1: Anyone remember the big episode years back over Amazon realizing they didn't have the license to a book, then removing it from all Kindle devices automatically, including the annotations made? In what is possibly the most ironic situation I can imagine, the book was 1984.

Speaking of time, why not bill by minutes spent reading instead of pages turned?
I believe this would create a bad incentives structure. You'd penalize the author for people getting hooked to the book (and therefore getting into the 'flow' and reading faster), and encourage scammers to just linger on pages (probably making the scam even easier).

Plus, lots of significant ambiguities to solve: user is reading a page, gets up to do something else, forgets Kindle open. How many minutes do you bill? This might be solvable with the proper signals and rules, but I believe this is far from trivial.

Way more in-depth levels of data collection happen on literally every single page of the web, for reference.

If you're comfortable browsing the internet, this level of reporting on a Kindle seems almost quaint by comparison.

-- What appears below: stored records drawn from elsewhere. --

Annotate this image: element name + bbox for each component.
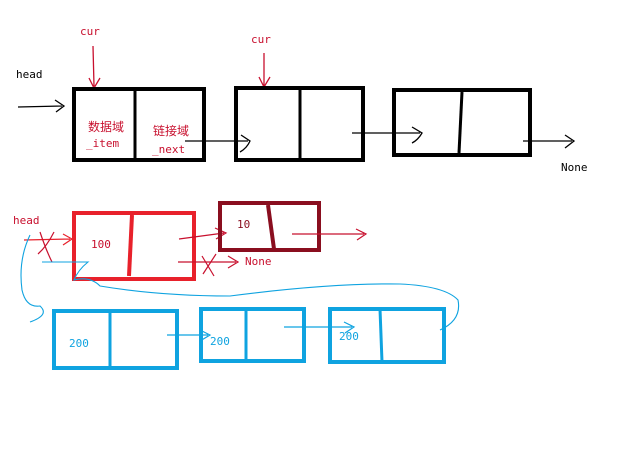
value-200-c: 200	[339, 330, 359, 343]
value-200-a: 200	[69, 337, 89, 350]
cur-arrow-1	[88, 45, 101, 90]
red-linked-list: head 100 10 None	[13, 201, 368, 281]
top-arrow-1	[185, 134, 251, 153]
head-arrow-top	[17, 99, 66, 113]
linked-list-diagram: cur cur head 数据域 _item 链接域 _next None he…	[13, 25, 588, 370]
cur-label-1: cur	[80, 25, 100, 38]
red-node-10-divider	[266, 204, 276, 250]
top-linked-list: cur cur head 数据域 _item 链接域 _next None	[16, 25, 588, 174]
blue-arrow-1	[167, 329, 212, 342]
data-field-label: 数据域	[88, 119, 124, 134]
item-label: _item	[86, 137, 119, 150]
value-10: 10	[237, 218, 250, 231]
none-label-red: None	[245, 255, 272, 268]
value-100: 100	[91, 238, 111, 251]
next-label: _next	[152, 143, 185, 156]
cur-arrow-2	[258, 53, 271, 89]
head-cross-red	[37, 231, 55, 263]
cur-label-2: cur	[251, 33, 271, 46]
none-label-top: None	[561, 161, 588, 174]
blue-node-200-c-divider	[378, 308, 384, 363]
red-cross-mark	[201, 253, 217, 277]
head-label-top: head	[16, 68, 43, 81]
top-node-3-divider	[457, 91, 464, 154]
red-arrow-from-10	[292, 228, 368, 241]
red-node-100-divider	[127, 214, 134, 277]
link-field-label: 链接域	[153, 123, 189, 138]
blue-linked-list: 200 200 200	[20, 234, 460, 370]
value-200-b: 200	[210, 335, 230, 348]
head-label-red: head	[13, 214, 40, 227]
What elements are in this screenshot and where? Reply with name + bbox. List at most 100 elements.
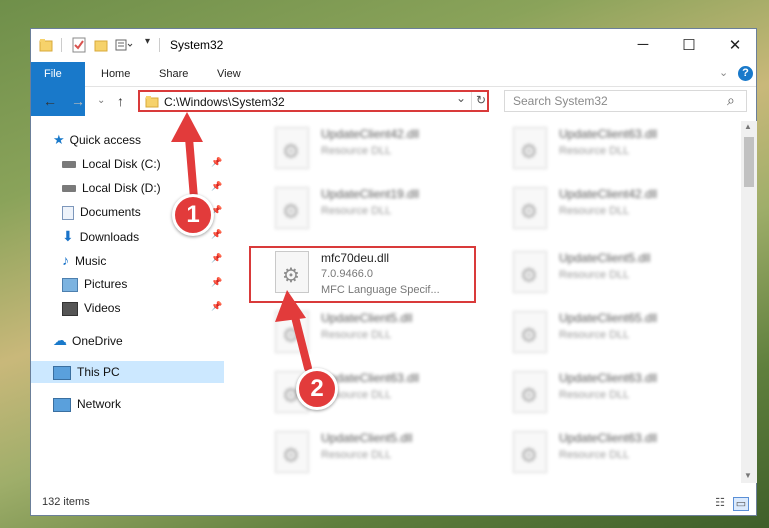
gear-icon: ⚙ [520,265,538,287]
dll-file-icon: ⚙ [513,431,547,473]
maximize-button[interactable]: ☐ [666,29,712,60]
minimize-button[interactable]: ─ [620,29,666,60]
sidebar-item-pictures[interactable]: Pictures [62,273,222,295]
gear-icon: ⚙ [520,201,538,223]
gear-icon: ⚙ [282,325,300,347]
large-icons-view-icon[interactable]: ▭ [733,497,749,511]
dll-file-icon: ⚙ [513,187,547,229]
drive-icon [62,185,76,193]
file-type: Resource DLL [559,449,630,461]
list-item[interactable]: ⚙ UpdateClient42.dll Resource DLL [251,121,476,175]
help-icon[interactable]: ? [738,66,753,81]
file-type: Resource DLL [321,145,392,157]
dll-file-icon: ⚙ [513,311,547,353]
sidebar-item-label: Local Disk (D:) [82,181,161,195]
list-item[interactable]: ⚙ UpdateClient5.dll Resource DLL [489,245,714,299]
new-folder-icon[interactable] [94,37,108,53]
sidebar-item-quick-access[interactable]: ★ Quick access [53,129,141,151]
dll-file-icon: ⚙ [513,371,547,413]
back-arrow-icon[interactable]: ← [43,93,57,109]
sidebar-item-label: Videos [84,301,121,315]
dll-file-icon: ⚙ [513,251,547,293]
address-bar[interactable]: C:\Windows\System32 ⌄ ↻ [138,90,489,112]
scrollbar-thumb[interactable] [744,137,754,187]
sidebar-item-local-disk-c[interactable]: Local Disk (C:) [62,153,222,175]
list-item[interactable]: ⚙ UpdateClient19.dll Resource DLL [251,181,476,235]
up-arrow-icon[interactable]: ↑ [117,93,124,109]
star-icon: ★ [53,132,65,147]
properties-icon[interactable] [72,37,86,53]
sidebar-item-label: Pictures [84,277,128,291]
network-icon [53,397,71,412]
file-name: UpdateClient65.dll [559,311,658,325]
list-item[interactable]: ⚙ UpdateClient42.dll Resource DLL [489,181,714,235]
file-name: UpdateClient42.dll [321,127,420,141]
sidebar-item-this-pc[interactable]: This PC [31,361,224,383]
file-name: UpdateClient5.dll [321,311,413,325]
gear-icon: ⚙ [282,141,300,163]
sidebar-item-videos[interactable]: Videos [62,297,222,319]
list-item[interactable]: ⚙ UpdateClient63.dll Resource DLL [251,365,476,419]
pin-icon: 📌 [211,277,223,287]
navigation-pane: ★ Quick access Local Disk (C:) Local Disk… [31,121,225,481]
drive-icon [62,161,76,169]
customize-toolbar-icon[interactable] [115,37,133,53]
sidebar-item-label: Documents [80,205,141,219]
sidebar-item-onedrive[interactable]: ☁ OneDrive [53,329,123,351]
close-button[interactable]: ✕ [712,29,758,60]
file-highlight-box [249,246,476,303]
sidebar-item-label: Quick access [69,133,142,147]
list-item[interactable]: ⚙ UpdateClient63.dll Resource DLL [489,365,714,419]
search-placeholder: Search System32 [513,94,608,108]
details-view-icon[interactable]: ☷ [713,497,727,509]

> If you're comfortable browsing the internet, this level of reporting on a Kindle seems almost quaint by comparison.

Yeah, I'm not okay with that other tracking either. In addition, I am paying for my Kindle and my Kindle books or KU subscription. It used to be only free services tracked you, but I guess that limitation is coming to an end.

This. It doesn't even really need to be a log. A bitset with each bit representing a page and a `1` representing "this page read" would do the trick. On a massive 8000 page tomb, that's only 1kb.

If Amazon doesn't need the exact pages read, POPCNT the total and send that.

...that wouldn't change anything. They'd just change the report file to to sync straight 1s... no, you still need obfuscation and encryption, bloating it to at least 100kb.

but thats still pretty minor

I don't think you gain much by forging this number on a single device and you wouldn't be able to manipulate this on ALL devices.

The reason the scam worked is that it encourages all readers to jump to the end of the book (via a link on the first page). I don't think there would be an equivalent way to force people to page through and pause on each page.

That may not make the scam totally impractical to all but the most dedicated hackers, but it does increase the scam costs substantially. Maybe enough to remove the low-hanging-fruit from the scammers and have them target elsewhere.

So, I don't think "that wouldn't change anything".

And you don't think that those logs can be faked? It might stop the casual, "hey fans, read this 'book' to support me" but it wont stop the real scammers or people who would buy reads for revenue and ratings.
Kindles are pretty locked down...it's not that difficult to have the kindle sign the data it sends (probably does that already). Being scammed by hacked kindles is one thing, but they're not even trying here...
You could easily sign the log with the same certificate that is providing the DRM on the book itself. Or a different certificate. Encrypting things is not new, nor hard.
Doesn't work.

You would need to fake the logs for paid accounts, and since rev sharing is a formula of all paid subscriptions, you'd be hard pressed to make positive returns.